私は全力で背伸びをしながら、全力で腕を伸ばす。が、あと少しというところでその望みの本に届かない。そうして粘ること数分、やっとのことでその本に手が触れた瞬間に勝手に本が動いた。
「あ…………」
というのはただのたとえで、誰かが、望んでもない誰かが優しそうな顔を無理にして私にその望みの本を手渡してくれた。
「これ、取りたかったんでしょ」
「…………」
私は無言でそれを受け取った。視線が私の手の中に集中する。
確かに私が取りたかった本だ。
「ありがとう」
そうぼそっと取ってくれた人に聞こえるか聞こえないかぐらいの声でお礼を一応言った、瞬間だった。
「なんかこれをすると初めて会った時のこと思い出さない?」
「思い出したくない」
本を親切に取ってくれた人、それはそれは大きい巨人、身長190センチの竹下優人クンはいつもの調子で目つきの悪い顔を綻ばせてきた。ここだけ言うと何ともラブコメ臭がすごいのだが、そんな展開は今度一切ともないはずなので期待しないでほしい。
私はため息を吐きながら彼を見る。首が結構な感じで曲がる。
「なんだよチビ。いいじゃねぇかよ思い出すぐらい。それとも体に比例して心の大きさもちっせえのかよ。あ、それは禁句だったわ。ごめん」
「あ゛あ゛? お前言っていいことと言って悪いことの区別があるでしょう? というか朝はそんな文句ひとつも……紀異さんがいたからか」
私はめんどくさいと溜息を吐きながら彼を見ることを中断してまた本の物色を開始した。
「それにしても放課後まで図書室でお勉強だなんてお利口だね。どうしたの」
「んー、中学の頃の習慣だったし、抜けなくてさ」
「部活は」
「帰宅部」
「あ、私と一緒じゃん」
「まじか、お前と一緒か。やった」
「喜ぶのかよ」
そんなことを駄弁りながら、なんだかんだ最終的に先ほど彼がいた長机に向き合って座っていた。あれ、なぜだ。これはおかしい。
「で、ここ分からないから教えてほしいのだが」
「そのクマがいっぱい生えていそうな目で私を見ないで。なんか呪われそう」
当たり前のようにノートを見せてそう言ってきた長身に、私は眉間にしわを寄せながら、そういうと長身は心底わざとらしく、傷ついたふりをしてきた。
「うわ、こいつ人の気にしている部分をいとも簡単に言ってきやがった」
台詞を言ってから胸に手を当てて、演技っぽく机に突っ伏す。

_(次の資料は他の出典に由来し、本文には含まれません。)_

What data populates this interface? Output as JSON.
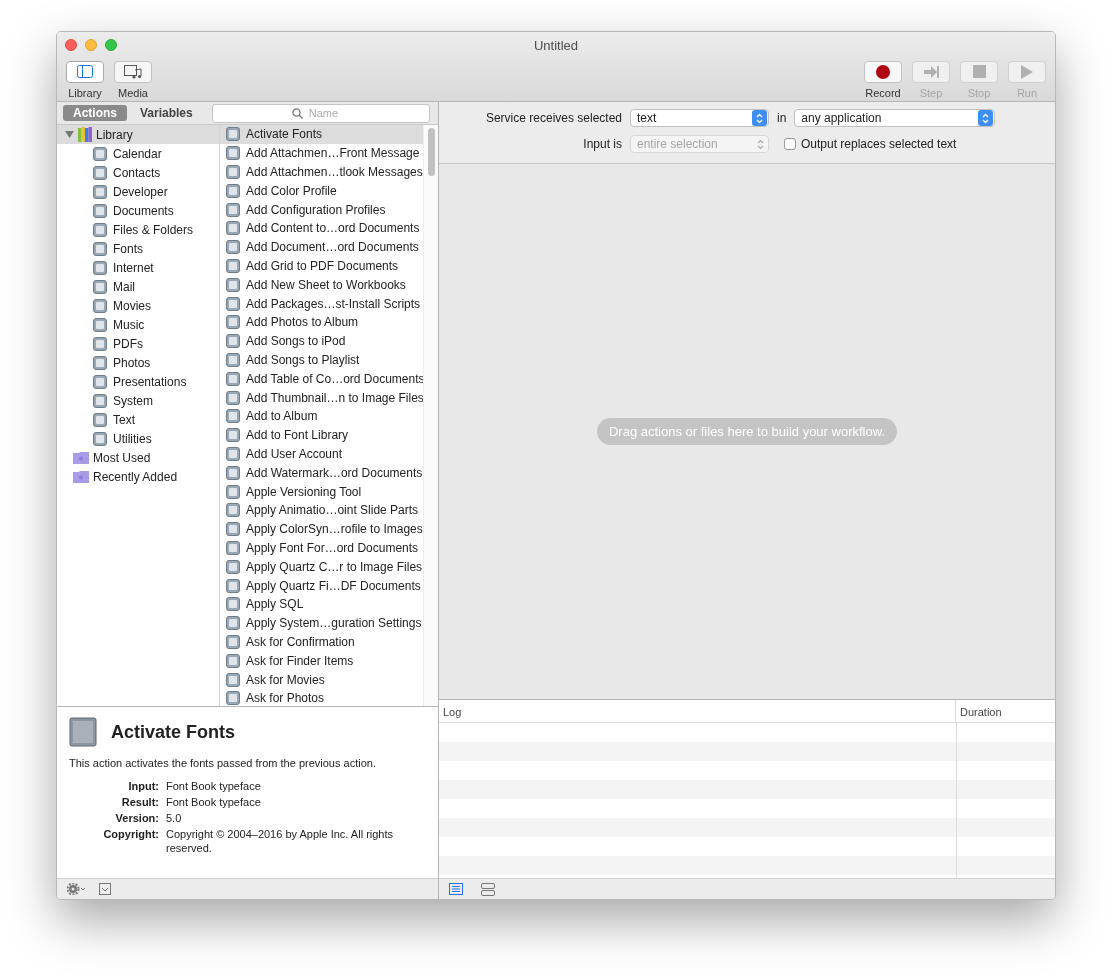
{
  "window": {
    "title": "Untitled"
  },
  "toolbar": {
    "left": [
      {
        "label": "Library",
        "kind": "library",
        "selected": true
      },
      {
        "label": "Media",
        "kind": "media",
        "selected": false
      }
    ],
    "right": [
      {
        "label": "Record",
        "kind": "record",
        "disabled": false
      },
      {
        "label": "Step",
        "kind": "step",
        "disabled": true
      },
      {
        "label": "Stop",
        "kind": "stop",
        "disabled": true
      },
      {
        "label": "Run",
        "kind": "run",
        "disabled": true
      }
    ]
  },
  "tabs": [
    {
      "label": "Actions",
      "selected": true
    },
    {
      "label": "Variables",
      "selected": false
    }
  ],
  "search": {
    "placeholder": "Name"
  },
  "library_tree": [
    {
      "label": "Library",
      "kind": "library",
      "expanded": true,
      "selected": true,
      "children": [
        {
          "label": "Calendar"
        },
        {
          "label": "Contacts"
        },
        {
          "label": "Developer"
        },
        {
          "label": "Documents"
        },
        {
          "label": "Files & Folders"
        },
        {
          "label": "Fonts"
        },
        {
          "label": "Internet"
        },
        {
          "label": "Mail"
        },
        {
          "label": "Movies"
        },
        {
          "label": "Music"
        },
        {
          "label": "PDFs"
        },
        {
          "label": "Photos"
        },
        {
          "label": "Presentations"
        },
        {
          "label": "System"
        },
        {
          "label": "Text"
        },
        {
          "label": "Utilities"
        }
      ]
    },
    {
      "label": "Most Used",
      "kind": "folder",
      "selected": false
    },
    {
      "label": "Recently Added",
      "kind": "folder",
      "selected": false
    }
  ],
  "actions": [
    {
      "label": "Activate Fonts",
      "selected": true
    },
    {
      "label": "Add Attachmen…Front Message",
      "selected": false
    },
    {
      "label": "Add Attachmen…tlook Messages",
      "selected": false
    },
    {
      "label": "Add Color Profile",
      "selected": false
    },
    {
      "label": "Add Configuration Profiles",
      "selected": false
    },
    {
      "label": "Add Content to…ord Documents",
      "selected": false
    },
    {
      "label": "Add Document…ord Documents",
      "selected": false
    },
    {
      "label": "Add Grid to PDF Documents",
      "selected": false
    },
    {
      "label": "Add New Sheet to Workbooks",
      "selected": false
    },
    {
      "label": "Add Packages…st-Install Scripts",
      "selected": false
    },
    {
      "label": "Add Photos to Album",
      "selected": false
    },
    {
      "label": "Add Songs to iPod",
      "selected": false
    },
    {
      "label": "Add Songs to Playlist",
      "selected": false
    },
    {
      "label": "Add Table of Co…ord Documents",
      "selected": false
    },
    {
      "label": "Add Thumbnail…n to Image Files",
      "selected": false
    },
    {
      "label": "Add to Album",
      "selected": false
    },
    {
      "label": "Add to Font Library",
      "selected": false
    },
    {
      "label": "Add User Account",
      "selected": false
    },
    {
      "label": "Add Watermark…ord Documents",
      "selected": false
    },
    {
      "label": "Apple Versioning Tool",
      "selected": false
    },
    {
      "label": "Apply Animatio…oint Slide Parts",
      "selected": false
    },
    {
      "label": "Apply ColorSyn…rofile to Images",
      "selected": false
    },
    {
      "label": "Apply Font For…ord Documents",
      "selected": false
    },
    {
      "label": "Apply Quartz C…r to Image Files",
      "selected": false
    },
    {
      "label": "Apply Quartz Fi…DF Documents",
      "selected": false
    },
    {
      "label": "Apply SQL",
      "selected": false
    },
    {
      "label": "Apply System…guration Settings",
      "selected": false
    },
    {
      "label": "Ask for Confirmation",
      "selected": false
    },
    {
      "label": "Ask for Finder Items",
      "selected": false
    },
    {
      "label": "Ask for Movies",
      "selected": false
    },
    {
      "label": "Ask for Photos",
      "selected": false
    }
  ],
  "description": {
    "title": "Activate Fonts",
    "text": "This action activates the fonts passed from the previous action.",
    "fields": [
      {
        "label": "Input:",
        "value": "Font Book typeface"
      },
      {
        "label": "Result:",
        "value": "Font Book typeface"
      },
      {
        "label": "Version:",
        "value": "5.0"
      },
      {
        "label": "Copyright:",
        "value": "Copyright © 2004–2016 by Apple Inc. All rights reserved."
      }
    ]
  },
  "service": {
    "receives_label": "Service receives selected",
    "receives_value": "text",
    "in_label": "in",
    "app_value": "any application",
    "input_label": "Input is",
    "input_value": "entire selection",
    "input_disabled": true,
    "output_label": "Output replaces selected text",
    "output_checked": false
  },
  "canvas": {
    "hint": "Drag actions or files here to build your workflow."
  },
  "log": {
    "columns": [
      "Log",
      "Duration"
    ]
  },
  "log_view_buttons": [
    {
      "kind": "list",
      "selected": true
    },
    {
      "kind": "split",
      "selected": false
    }
  ]
}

何がしたいんだよ。
「それはお前もだろうが」
「だってお前そうでもしないとドライな反応ばかりでつまらないんだよ」
「それが私だし」
「あー。開き直りやがった」
「それで? ここ?」
私は何となくこのままでは話が先に進まないし、帰れないと思ったので、彼のノートを自分のほうに少しだけ引っ張り、彼が言っていた問題に指をさした。
「そう。ここ」
すると、彼は首を縦に振って、ずうずうしく自分のペンケースやノートを出すようにジェスチャーで伝えてきた。私は何も思わず、慣れた手つきでそれを行った。
そうして、私は数カ月ぶりに図書館で彼に勉強を教える羽目になったのだった。